Lofty Nel
- Full name: Johannes Arnoldus Nel
- Born: 11 August 1935 Pretoria, South Africa
- Died: 18 July 2016 (aged 80) Pretoria, South Africa
- Height: 6 ft 4 in (193 cm)
- Weight: 217 lb (98 kg)
- School: Hoërskool Jan van Riebeeck

Rugby union career
- Position: Loose forward

Provincial / State sides
- Years: Team / Apps / (Points)
- Transvaal
- -: Western Transvaal
- -: South Eastern Transvaal

International career
- Years: Team / Apps / (Points)
- 1960–70: South Africa / 11 / (0)

= Lofty Nel =

South African rugby union player

Johannes Arnoldus "Lofty" Nel (11 August 1935 – 18 July 2016) was a South African rugby union international who represented the Springboks in 11 Test matches as a flanker and number eight.

Nicknamed "Lofty" on account of his 193 cm frame, Nel was born in Pretoria and educated at Hoërskool Jan van Riebeeck, a school in Randfontein. He was a nephew of former Natal and Northern Transvaal captain Hennie Nel.
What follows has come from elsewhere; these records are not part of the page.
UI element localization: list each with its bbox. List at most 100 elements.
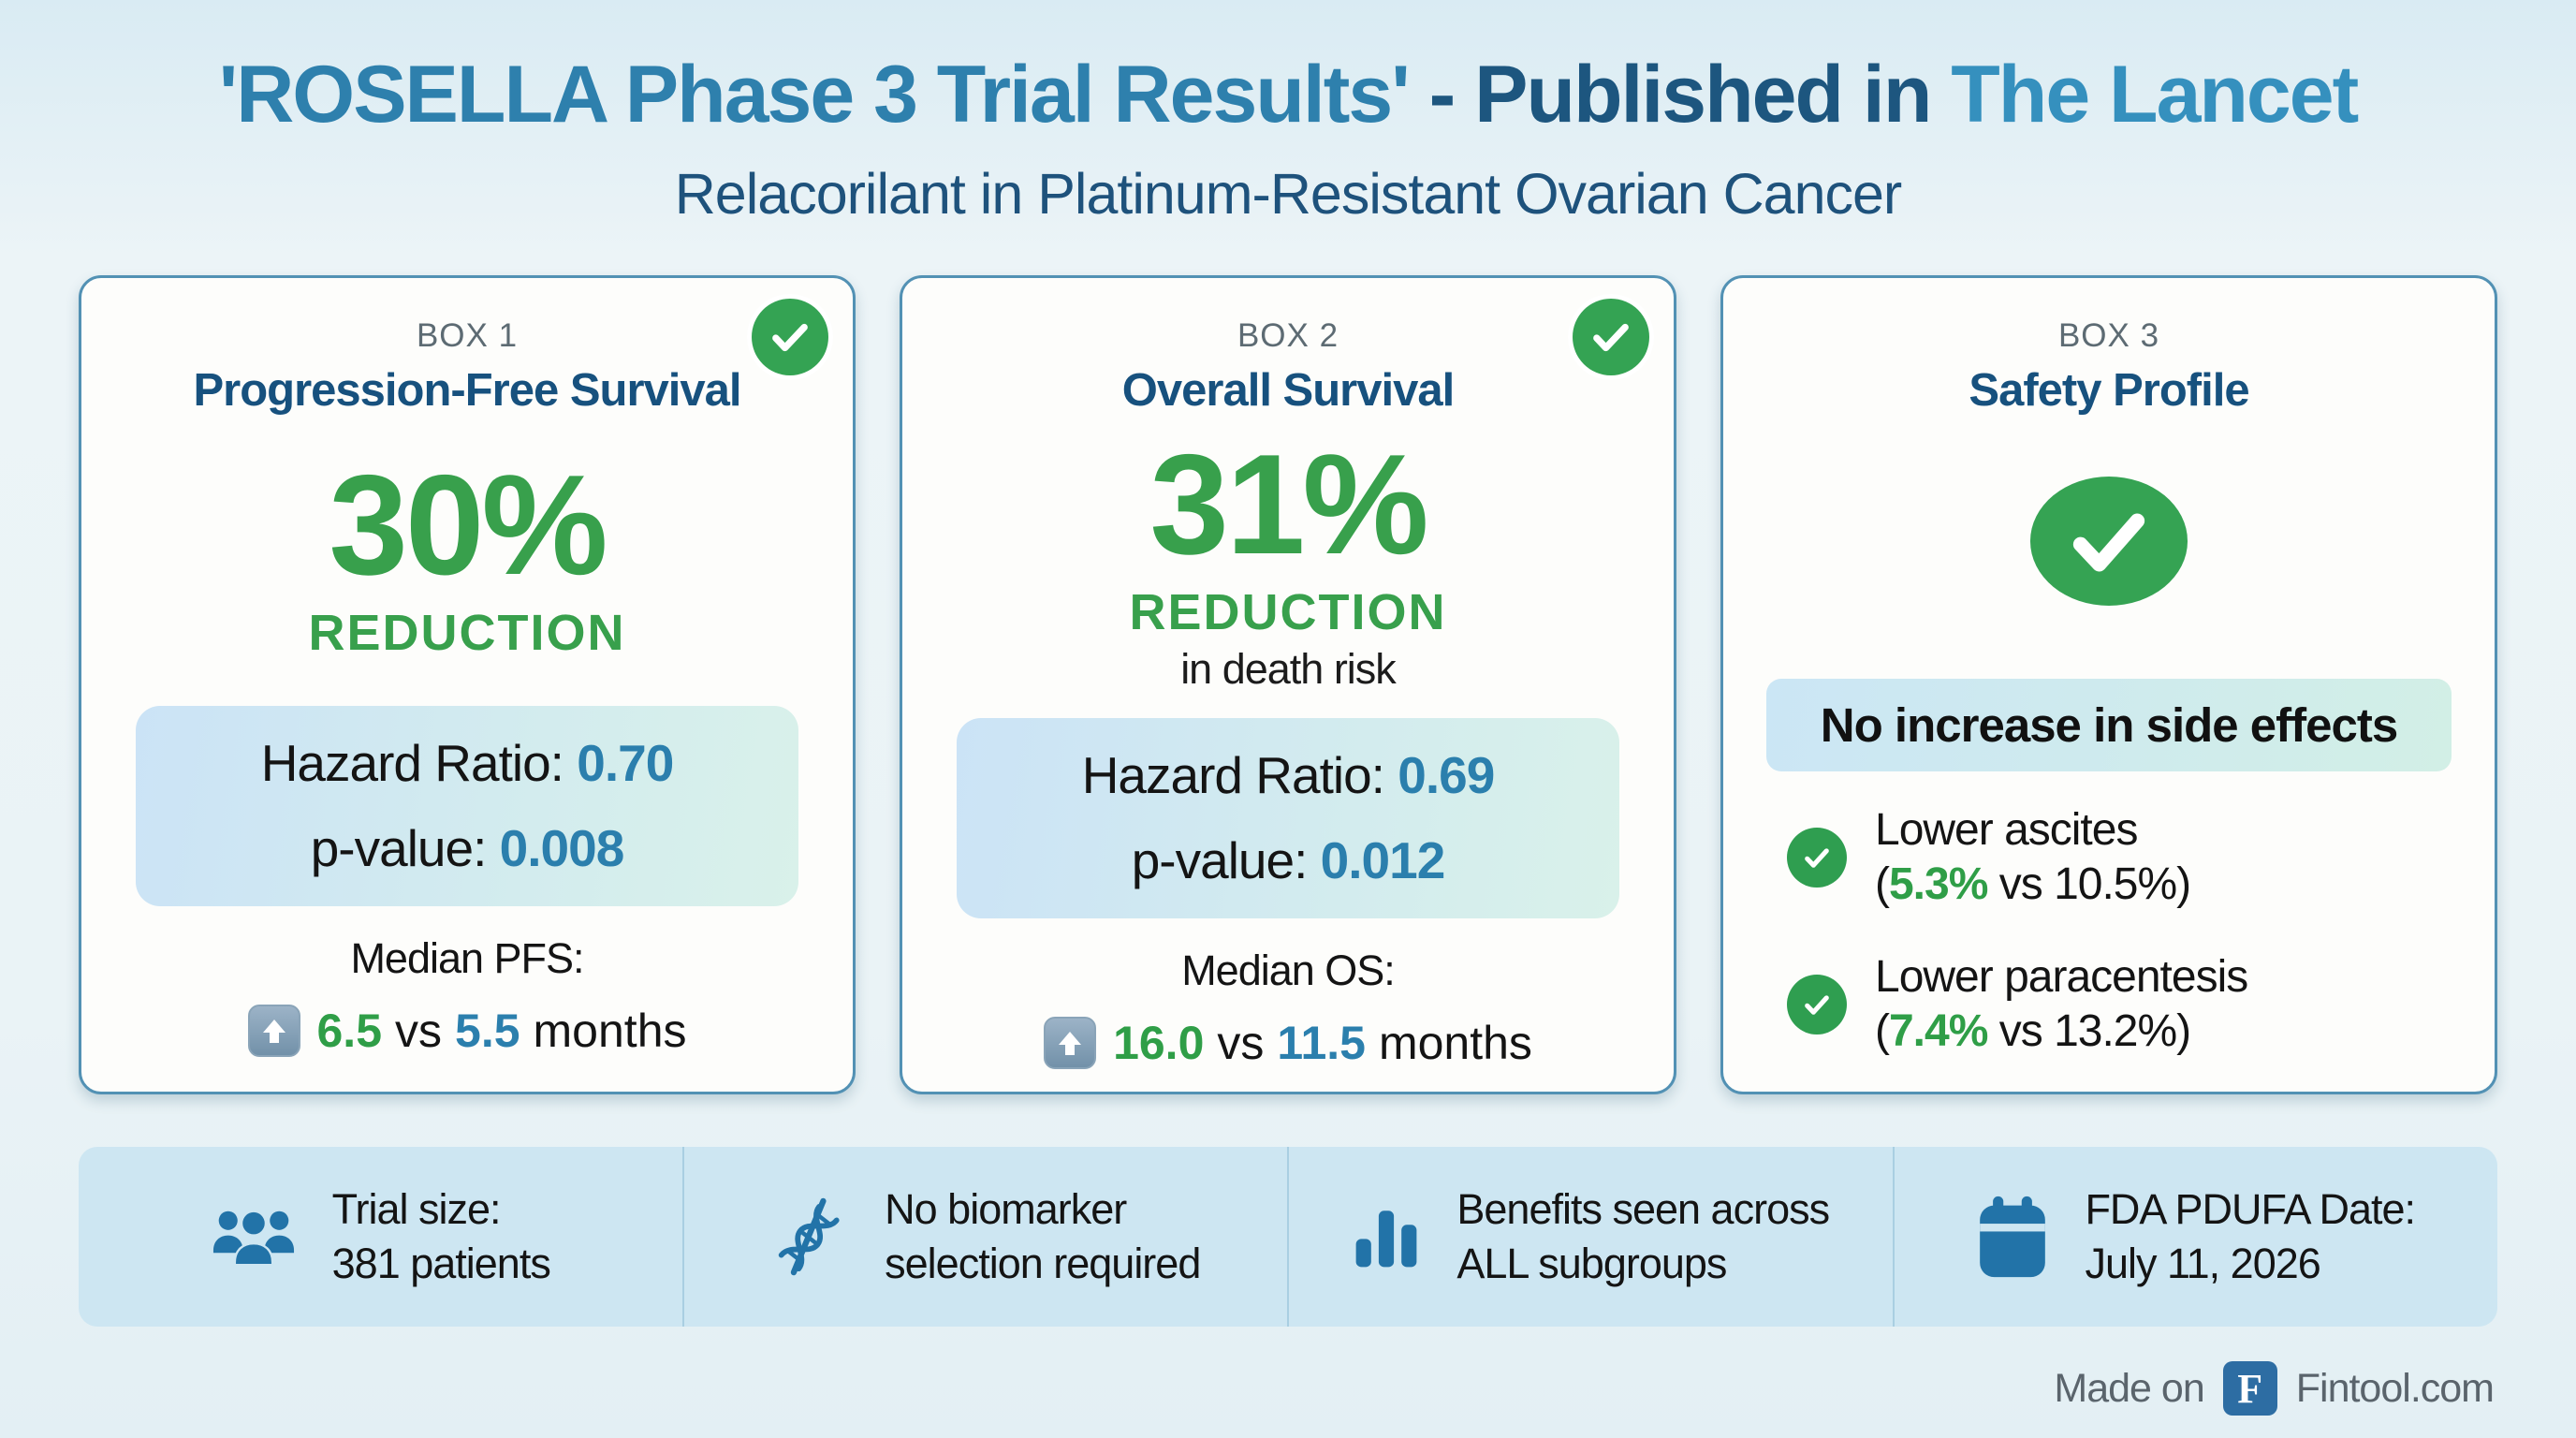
stat-line1: Trial size:	[331, 1184, 502, 1233]
page-title: 'ROSELLA Phase 3 Trial Results' - Publis…	[0, 52, 2576, 137]
up-arrow-icon	[247, 1005, 300, 1058]
stat-text: FDA PDUFA Date: July 11, 2026	[2085, 1182, 2416, 1292]
title-published-in: - Published in	[1408, 50, 1952, 139]
bullet-line1: Lower ascites	[1875, 804, 2138, 855]
hazard-ratio-label: Hazard Ratio:	[1081, 746, 1385, 805]
hazard-ratio-line: Hazard Ratio: 0.70	[145, 738, 789, 789]
box-label: BOX 1	[416, 317, 519, 355]
bullet-rest: vs 10.5%)	[1987, 858, 2191, 909]
results-cards: BOX 1 Progression-Free Survival 30% REDU…	[79, 275, 2497, 1095]
bullet-value: 7.4%	[1888, 1005, 1988, 1056]
stat-line2: selection required	[885, 1240, 1201, 1288]
reduction-note: in death risk	[1180, 645, 1397, 694]
hazard-ratio-line: Hazard Ratio: 0.69	[966, 750, 1610, 801]
bullet-line2: (7.4% vs 13.2%)	[1875, 1005, 2247, 1059]
median-label: Median PFS:	[350, 934, 584, 983]
key-facts-bar: Trial size: 381 patients No biomarker se…	[79, 1147, 2498, 1328]
bullet-text: Lower ascites (5.3% vs 10.5%)	[1875, 803, 2191, 912]
stat-subgroups: Benefits seen across ALL subgroups	[1289, 1147, 1895, 1328]
safety-bullets: Lower ascites (5.3% vs 10.5%) Lower para…	[1749, 803, 2468, 1058]
bullet-line1: Lower paracentesis	[1875, 952, 2248, 1003]
list-item-ascites: Lower ascites (5.3% vs 10.5%)	[1787, 803, 2468, 911]
card-title: Progression-Free Survival	[193, 365, 741, 417]
p-value: 0.008	[499, 819, 625, 878]
p-value-label: p-value:	[310, 819, 488, 878]
median-stat: Median PFS: 6.5 vs 5.5 months	[108, 906, 827, 1058]
stat-trial-size: Trial size: 381 patients	[79, 1147, 684, 1328]
card-safety-profile: BOX 3 Safety Profile No increase in side…	[1720, 275, 2497, 1095]
reduction-percent: 30%	[329, 445, 607, 605]
paren: (	[1875, 858, 1890, 909]
title-trial-name: 'ROSELLA Phase 3 Trial Results'	[218, 50, 1411, 139]
p-value-label: p-value:	[1131, 831, 1309, 890]
median-label: Median OS:	[1181, 946, 1396, 995]
check-badge-icon	[752, 299, 828, 376]
page-subtitle: Relacorilant in Platinum-Resistant Ovari…	[674, 162, 1903, 227]
fintool-logo-icon: F	[2222, 1361, 2277, 1416]
hazard-ratio-value: 0.70	[577, 734, 674, 793]
title-journal: The Lancet	[1951, 50, 2359, 139]
bullet-value: 5.3%	[1888, 858, 1988, 909]
bullet-line2: (5.3% vs 10.5%)	[1875, 858, 2191, 912]
box-label: BOX 3	[2057, 317, 2160, 355]
hazard-ratio-pill: Hazard Ratio: 0.69 p-value: 0.012	[957, 718, 1619, 919]
stat-text: Benefits seen across ALL subgroups	[1456, 1182, 1830, 1292]
hazard-ratio-label: Hazard Ratio:	[260, 734, 564, 793]
hazard-ratio-value: 0.69	[1398, 746, 1495, 805]
stat-text: No biomarker selection required	[885, 1182, 1201, 1292]
reduction-label: REDUCTION	[1129, 584, 1447, 641]
bullet-text: Lower paracentesis (7.4% vs 13.2%)	[1875, 950, 2248, 1059]
calendar-icon	[1976, 1196, 2049, 1278]
card-overall-survival: BOX 2 Overall Survival 31% REDUCTION in …	[900, 275, 1676, 1095]
paren: (	[1875, 1005, 1890, 1056]
stat-no-biomarker: No biomarker selection required	[684, 1147, 1289, 1328]
people-group-icon	[211, 1206, 297, 1268]
card-title: Safety Profile	[1969, 365, 2249, 417]
up-arrow-icon	[1044, 1017, 1097, 1070]
p-value-line: p-value: 0.012	[966, 835, 1610, 887]
median-unit: months	[533, 1005, 687, 1058]
list-item-paracentesis: Lower paracentesis (7.4% vs 13.2%)	[1787, 950, 2468, 1058]
median-old-value: 5.5	[455, 1005, 520, 1058]
dna-slash-icon	[770, 1194, 849, 1280]
big-check-icon	[2030, 477, 2188, 606]
check-badge-icon	[1573, 299, 1649, 376]
check-circle-icon	[1787, 974, 1847, 1034]
stat-line2: July 11, 2026	[2085, 1240, 2320, 1288]
stat-text: Trial size: 381 patients	[331, 1182, 551, 1292]
stat-line1: No biomarker	[885, 1184, 1127, 1233]
p-value: 0.012	[1320, 831, 1446, 890]
stat-line2: ALL subgroups	[1456, 1240, 1727, 1288]
median-vs: vs	[395, 1005, 443, 1058]
median-unit: months	[1378, 1017, 1532, 1070]
big-stat-block: 31% REDUCTION in death risk	[929, 433, 1647, 694]
median-vs: vs	[1217, 1017, 1265, 1070]
footer-attribution: Made on F Fintool.com	[2054, 1361, 2495, 1416]
box-label: BOX 2	[1237, 317, 1339, 355]
bullet-rest: vs 13.2%)	[1987, 1005, 2191, 1056]
header: 'ROSELLA Phase 3 Trial Results' - Publis…	[0, 0, 2576, 227]
median-old-value: 11.5	[1277, 1017, 1366, 1070]
hazard-ratio-pill: Hazard Ratio: 0.70 p-value: 0.008	[136, 706, 798, 907]
median-values: 6.5 vs 5.5 months	[108, 1004, 827, 1058]
fintool-site-label: Fintool.com	[2295, 1365, 2495, 1411]
big-stat-block: 30% REDUCTION	[108, 433, 827, 682]
median-new-value: 16.0	[1113, 1017, 1205, 1070]
safety-highlight: No increase in side effects	[1766, 678, 2452, 771]
median-stat: Median OS: 16.0 vs 11.5 months	[929, 918, 1647, 1070]
median-new-value: 6.5	[316, 1005, 383, 1058]
reduction-percent: 31%	[1149, 425, 1428, 585]
stat-pdufa-date: FDA PDUFA Date: July 11, 2026	[1895, 1147, 2498, 1327]
p-value-line: p-value: 0.008	[145, 823, 789, 874]
stat-line1: Benefits seen across	[1456, 1184, 1830, 1233]
stat-line2: 381 patients	[331, 1240, 551, 1288]
bar-chart-icon	[1352, 1196, 1421, 1277]
stat-line1: FDA PDUFA Date:	[2085, 1184, 2416, 1233]
card-progression-free-survival: BOX 1 Progression-Free Survival 30% REDU…	[79, 275, 856, 1095]
check-circle-icon	[1787, 827, 1847, 888]
reduction-label: REDUCTION	[308, 604, 626, 661]
made-on-label: Made on	[2054, 1365, 2204, 1411]
card-title: Overall Survival	[1121, 365, 1455, 417]
median-values: 16.0 vs 11.5 months	[929, 1016, 1647, 1070]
Nel debuted for the Springboks in the 1960 Johannesburg Test against the All Blacks. Of his 11 Test matches, eight came against the All Blacks and he was the first Springbok to appear against three successive New Zealand teams (1960, 1965 and 1970).

At provincial level, Nel started out at Transvaal but spent most of his career at Western Transvaal, captaining them to the 1964 SARB Board Trophy. His only son, Pieter, played for Northern Transvaal as a centre and wing from 1987 to 1992.